I will adopt this (IT WAS NOT GRANDMA'S ) and make a combination of my idea of dressing and Terry's
 
Not sure Terry and I needed a 15 pound turkey but those 10-12 looked so small.

 
These should be pretty darn easy--I THINK!
The "first timers turkey" is not true BUT on the Traeger Grill it is first time

I THINK this should be a slam dunk--MAYBE

I do NOT have an instant pot but will improvise a bit--NO instant potatoes today!

I end by saying with all the work and all the prep time having a holiday with homemade food is still pretty darn close to the top of my "happy list".  I suspect that many family and friends will go out to eat and that is certainly a good thing but for me the prep, the work, the aroma etc bring back the "good old days".  Yes they are that and they are far in the past but just for a day it is fun to relive them.  Today is kind of the start of the end of the year.  With Thanksgiving and then Christmas I will take many times to sit back, reflect and be thankful for the many blessing I have.  Part of that is family who are still here.  Part of that is Terry.  BUT much of that is remembering the past and being thankful for all that it was.  Certainly it was not perfect but for my up bringing I am eternally grateful and give the Lord many thanks.
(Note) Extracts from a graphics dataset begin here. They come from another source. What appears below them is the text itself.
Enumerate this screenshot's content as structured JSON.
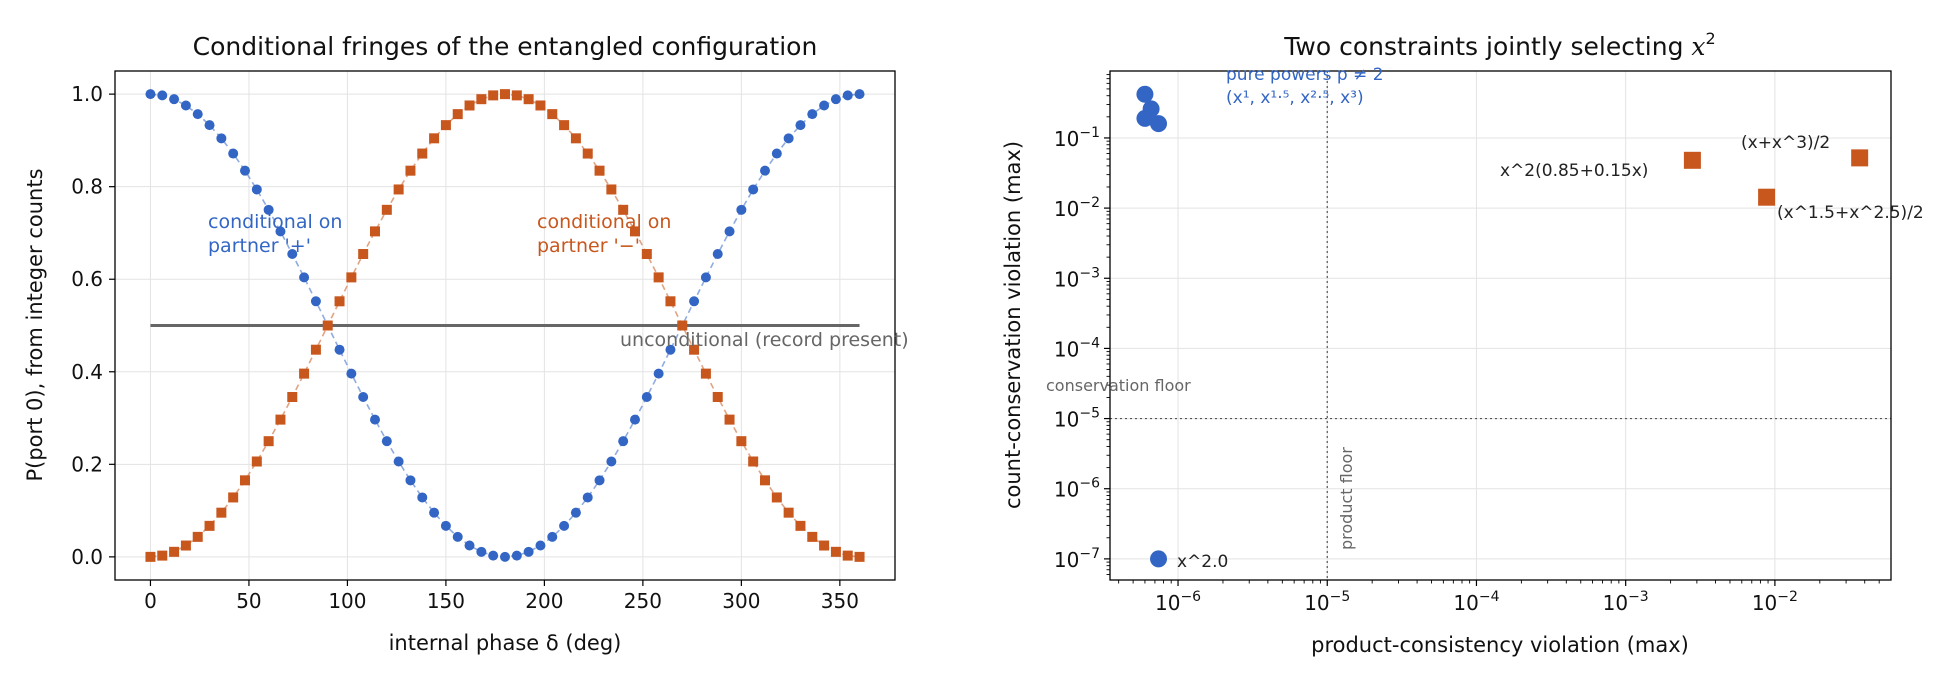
{
  "chart_data": [
    {
      "type": "line",
      "title": "Conditional fringes of the entangled configuration",
      "xlabel": "internal phase δ (deg)",
      "ylabel": "P(port 0), from integer counts",
      "xlim": [
        -18,
        378
      ],
      "ylim": [
        -0.05,
        1.05
      ],
      "xticks": [
        0,
        50,
        100,
        150,
        200,
        250,
        300,
        350
      ],
      "xtick_labels": [
        "0",
        "50",
        "100",
        "150",
        "200",
        "250",
        "300",
        "350"
      ],
      "yticks": [
        0.0,
        0.2,
        0.4,
        0.6,
        0.8,
        1.0
      ],
      "ytick_labels": [
        "0.0",
        "0.2",
        "0.4",
        "0.6",
        "0.8",
        "1.0"
      ],
      "grid": true,
      "x": [
        0,
        6,
        12,
        18,
        24,
        30,
        36,
        42,
        48,
        54,
        60,
        66,
        72,
        78,
        84,
        90,
        96,
        102,
        108,
        114,
        120,
        126,
        132,
        138,
        144,
        150,
        156,
        162,
        168,
        174,
        180,
        186,
        192,
        198,
        204,
        210,
        216,
        222,
        228,
        234,
        240,
        246,
        252,
        258,
        264,
        270,
        276,
        282,
        288,
        294,
        300,
        306,
        312,
        318,
        324,
        330,
        336,
        342,
        348,
        354,
        360
      ],
      "series": [
        {
          "name": "conditional on partner '+'",
          "label_text": "conditional on\npartner '+'",
          "color": "#3366c4",
          "marker": "circle",
          "values": [
            1.0,
            0.9973,
            0.9891,
            0.9755,
            0.9568,
            0.933,
            0.9045,
            0.8716,
            0.8346,
            0.794,
            0.75,
            0.7034,
            0.6545,
            0.604,
            0.5523,
            0.5,
            0.4477,
            0.396,
            0.3455,
            0.2966,
            0.25,
            0.2061,
            0.1654,
            0.1284,
            0.0955,
            0.067,
            0.0432,
            0.0245,
            0.0109,
            0.0027,
            0.0,
            0.0027,
            0.0109,
            0.0245,
            0.0432,
            0.067,
            0.0955,
            0.1284,
            0.1654,
            0.2061,
            0.25,
            0.2966,
            0.3455,
            0.396,
            0.4477,
            0.5,
            0.5523,
            0.604,
            0.6545,
            0.7034,
            0.75,
            0.794,
            0.8346,
            0.8716,
            0.9045,
            0.933,
            0.9568,
            0.9755,
            0.9891,
            0.9973,
            1.0
          ]
        },
        {
          "name": "conditional on partner '−'",
          "label_text": "conditional on\npartner '−'",
          "color": "#c8571e",
          "marker": "square",
          "values": [
            0.0,
            0.0027,
            0.0109,
            0.0245,
            0.0432,
            0.067,
            0.0955,
            0.1284,
            0.1654,
            0.2061,
            0.25,
            0.2966,
            0.3455,
            0.396,
            0.4477,
            0.5,
            0.5523,
            0.604,
            0.6545,
            0.7034,
            0.75,
            0.794,
            0.8346,
            0.8716,
            0.9045,
            0.933,
            0.9568,
            0.9755,
            0.9891,
            0.9973,
            1.0,
            0.9973,
            0.9891,
            0.9755,
            0.9568,
            0.933,
            0.9045,
            0.8716,
            0.8346,
            0.794,
            0.75,
            0.7034,
            0.6545,
            0.604,
            0.5523,
            0.5,
            0.4477,
            0.396,
            0.3455,
            0.2966,
            0.25,
            0.2061,
            0.1654,
            0.1284,
            0.0955,
            0.067,
            0.0432,
            0.0245,
            0.0109,
            0.0027,
            0.0
          ]
        }
      ],
      "reference_line": {
        "label": "unconditional (record present)",
        "y": 0.5,
        "x_range": [
          0,
          360
        ],
        "color": "#666666"
      }
    },
    {
      "type": "scatter",
      "title": "Two constraints jointly selecting x²",
      "xlabel": "product-consistency violation (max)",
      "ylabel": "count-conservation violation (max)",
      "xscale": "log",
      "yscale": "log",
      "xlim": [
        3.5e-07,
        0.06
      ],
      "ylim": [
        5e-08,
        0.9
      ],
      "xticks": [
        1e-06,
        1e-05,
        0.0001,
        0.001,
        0.01
      ],
      "xtick_labels": [
        [
          "10",
          "−6"
        ],
        [
          "10",
          "−5"
        ],
        [
          "10",
          "−4"
        ],
        [
          "10",
          "−3"
        ],
        [
          "10",
          "−2"
        ]
      ],
      "yticks": [
        1e-07,
        1e-06,
        1e-05,
        0.0001,
        0.001,
        0.01,
        0.1
      ],
      "ytick_labels": [
        [
          "10",
          "−7"
        ],
        [
          "10",
          "−6"
        ],
        [
          "10",
          "−5"
        ],
        [
          "10",
          "−4"
        ],
        [
          "10",
          "−3"
        ],
        [
          "10",
          "−2"
        ],
        [
          "10",
          "−1"
        ]
      ],
      "grid": true,
      "floors": {
        "conservation": {
          "label": "conservation floor",
          "y": 1e-05
        },
        "product": {
          "label": "product floor",
          "x": 1e-05
        }
      },
      "groups": {
        "pure_powers": {
          "label_line1": "pure powers p ≠ 2",
          "label_line2": "(x¹, x¹·⁵, x²·⁵, x³)",
          "color": "#3366c4",
          "marker": "circle",
          "points": [
            {
              "x": 6e-07,
              "y": 0.42
            },
            {
              "x": 6.6e-07,
              "y": 0.26
            },
            {
              "x": 6e-07,
              "y": 0.19
            },
            {
              "x": 7.4e-07,
              "y": 0.16
            }
          ]
        },
        "x2": {
          "label": "x^2.0",
          "color": "#3366c4",
          "marker": "circle",
          "points": [
            {
              "x": 7.4e-07,
              "y": 1e-07
            }
          ]
        },
        "mixtures": {
          "color": "#c8571e",
          "marker": "square",
          "points": [
            {
              "label": "x^2(0.85+0.15x)",
              "x": 0.0028,
              "y": 0.048
            },
            {
              "label": "(x+x^3)/2",
              "x": 0.037,
              "y": 0.052
            },
            {
              "label": "(x^1.5+x^2.5)/2",
              "x": 0.0088,
              "y": 0.0143
            }
          ]
        }
      }
    }
  ]
}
IF there are family or friends who take the time to read this I say, "MAY YOUR DAY BE FULL OF DELICIOUS FOOD, WONDERFUL FAMILY AND A VISION FOR THE FUTURE THAT IS BRIGHT! 


1 comment:

  1. Well, darn! I typed a comment and then lost it so guess I'll start over. I'm sure your dinner turned out great. Don't be so hard on yourself. Hope you have a big freezer for the rest of that turkey. Good day here. Good food good friends, great weather, lousy football game! Clean up is done and I'm tired but stuffed! I don't remember all the things you do about the holidays. Lefsa and lutefisk yes, Ronald and Janet coming home don't remember that. I guess the memory part of my brain developed later in life! ha I miss Dave too. Won't get the phone call this year around the holidays. It's always a time of reflection but good memories to think about. I'm sure Joan is worn out. Hope she had enough food, those two Marines do know how to eat especially at Grandma's house! You probably need a couple of days to recoup. Enjoy the weekend.